Like all attack transports, the purpose of the Crescent City ships was to transport troops and their equipment to foreign shores in order to execute amphibious invasions using an array of smaller assault boats integral to the attack transport itself. Also like all the attack transports, the class was armed with antiaircraft weaponry to protect itself and its cargo of troops from air attack in the battle zone.

==Class history==

The Crescent City class began as a class of Navy transport ships (classification AP).
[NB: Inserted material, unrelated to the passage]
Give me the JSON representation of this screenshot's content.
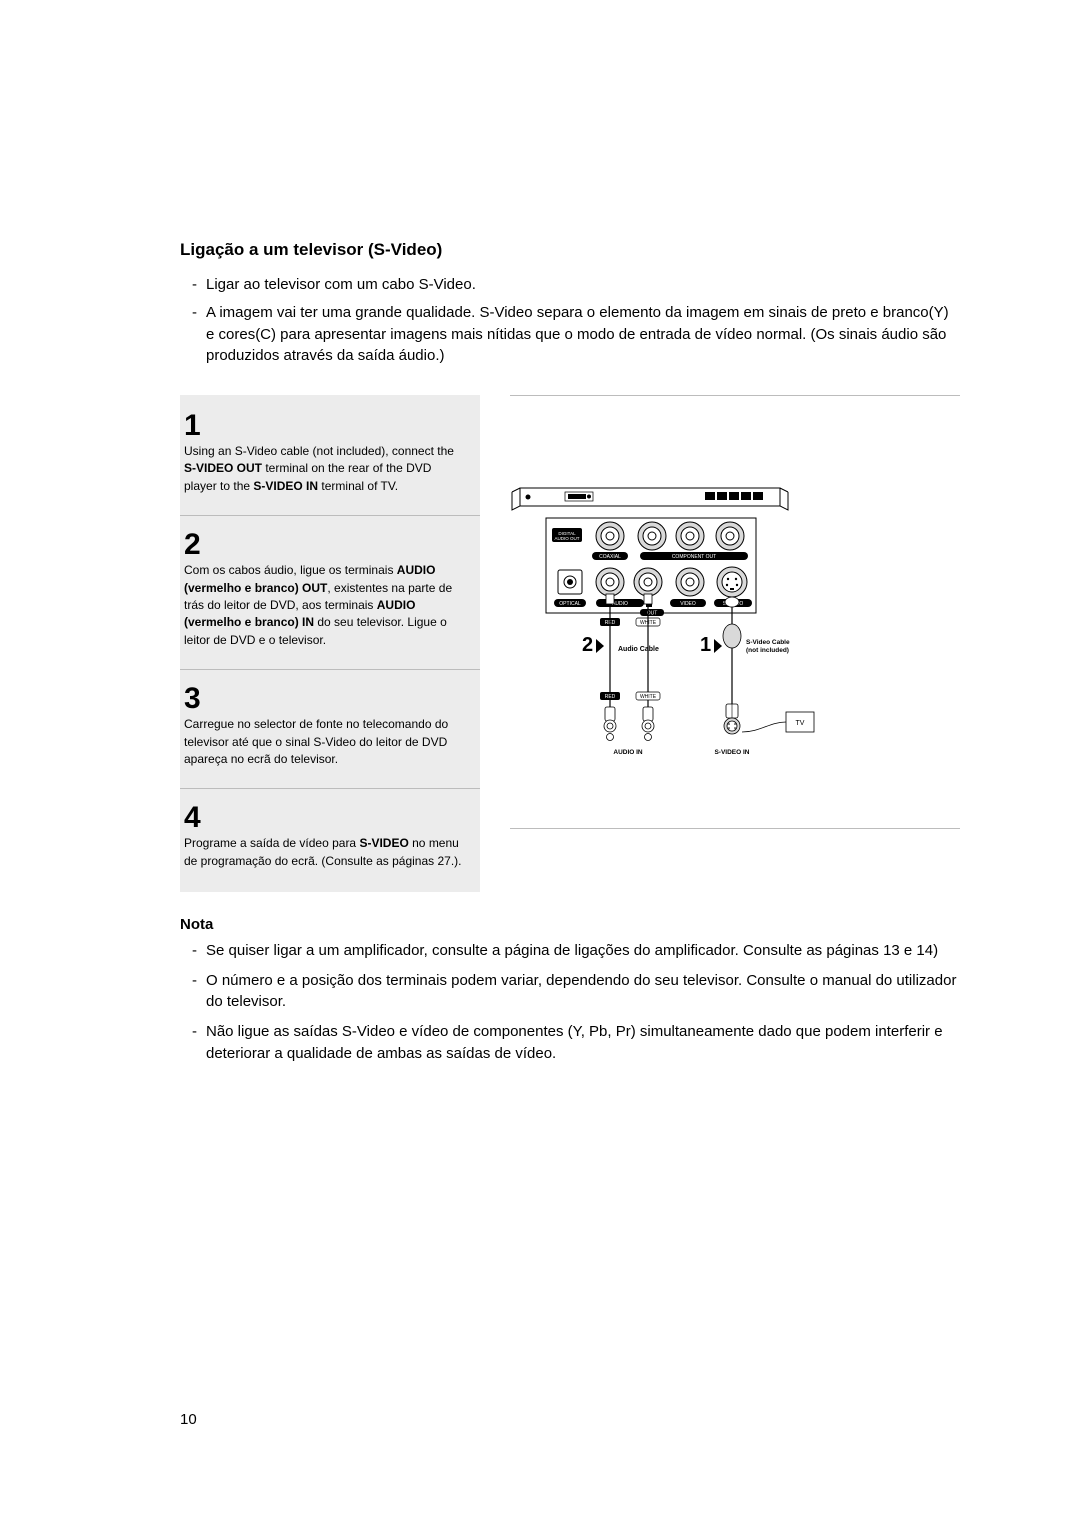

Like many other transports, they were redesignated attack transports (APA) on 1 February 1943, the date on which the Navy formalized its separate classification of transport vessels into ordinary transports and attack transports. Unlike many other classes of attack transport, there was no consistent naming convention for these vessels, with individual ships being named after cities, national heroes, or counties of the United States.

The four ships of the Crescent City class were based on the Maritime Commission's ubiquitous Type C3 merchant/auxiliary hull (specifically, the C3-P or C3-Delta types). These were pre-war merchant ship hull types which had been specifically designed with prospective Naval auxiliary service in mind.

All four ships were laid down by Bethlehem Steel at their Sparrow's Point shipyard, but the lead ship, the eponymous Crescent City was launched almost two years before the others, in February 1940. The remaining three were launched between March and September 1942. The commissioning dates were not so far apart though, since Crescent City had to undergo several months converting to an attack transport before she was ready to serve in October '41. The rest were commissioned from August to December '42. The build time for these ships, from laying down to commission, appears to have been about nine months - relatively fast for the C3 type.

The Crescent City class ships were notable for their variety of armament - no two ships had the same configuration. The ships were fitted out with either three or four 3"/50 caliber guns but the last two also got one 5"/38 caliber gun - a superior weapon which had proven its effectiveness in the antiaircraft role and which all later classes of APA received. The remainder of the weaponry was made up of an assortment of 40 mm and 20 mm guns.

The ships had a moderate troop capacity of around 1,200 to 1,500 men, and a useful cargo capacity of 2,300 to 2,700 tons.

=== In service ===

The last three ships in the class saw service in both the Mediterranean and Pacific Theatres, with one, Charles Carroll, also participating in the Normandy landings in France. Crescent City, the lead ship and first to be commissioned, spent the entirety of the war in the Pacific Theatre, where she accumulated an impressive ten battle stars.

Immediately after the end of the war, the ships were engaged in the redeployment of troops for occupation duties in Japan and its former territories in China and Korea, before taking part in Operation Magic Carpet, the massive sealift organized to return demobilizing troops home to the United States. The ships were then decommissioned between 1946 and 1948, but two, Monrovia and Calvert, were recommissioned in 1950 for the Korean War, where Calvert earned an additional two battle stars to add to the eight received for her World War II service.

Subsequently, the ships were decommissioned one by one, from 1968 to 1977, but Crescent City was given a new lease of life as a training ship for the California Maritime Academy from 1971 to 1995. She was revived again as Artship from 1999 to 2004, but has since joined her sister ships in the scrapyard.

The Crescent City class as a whole earned an impressive 33 battle stars and two Navy Unit Commendations for their military service.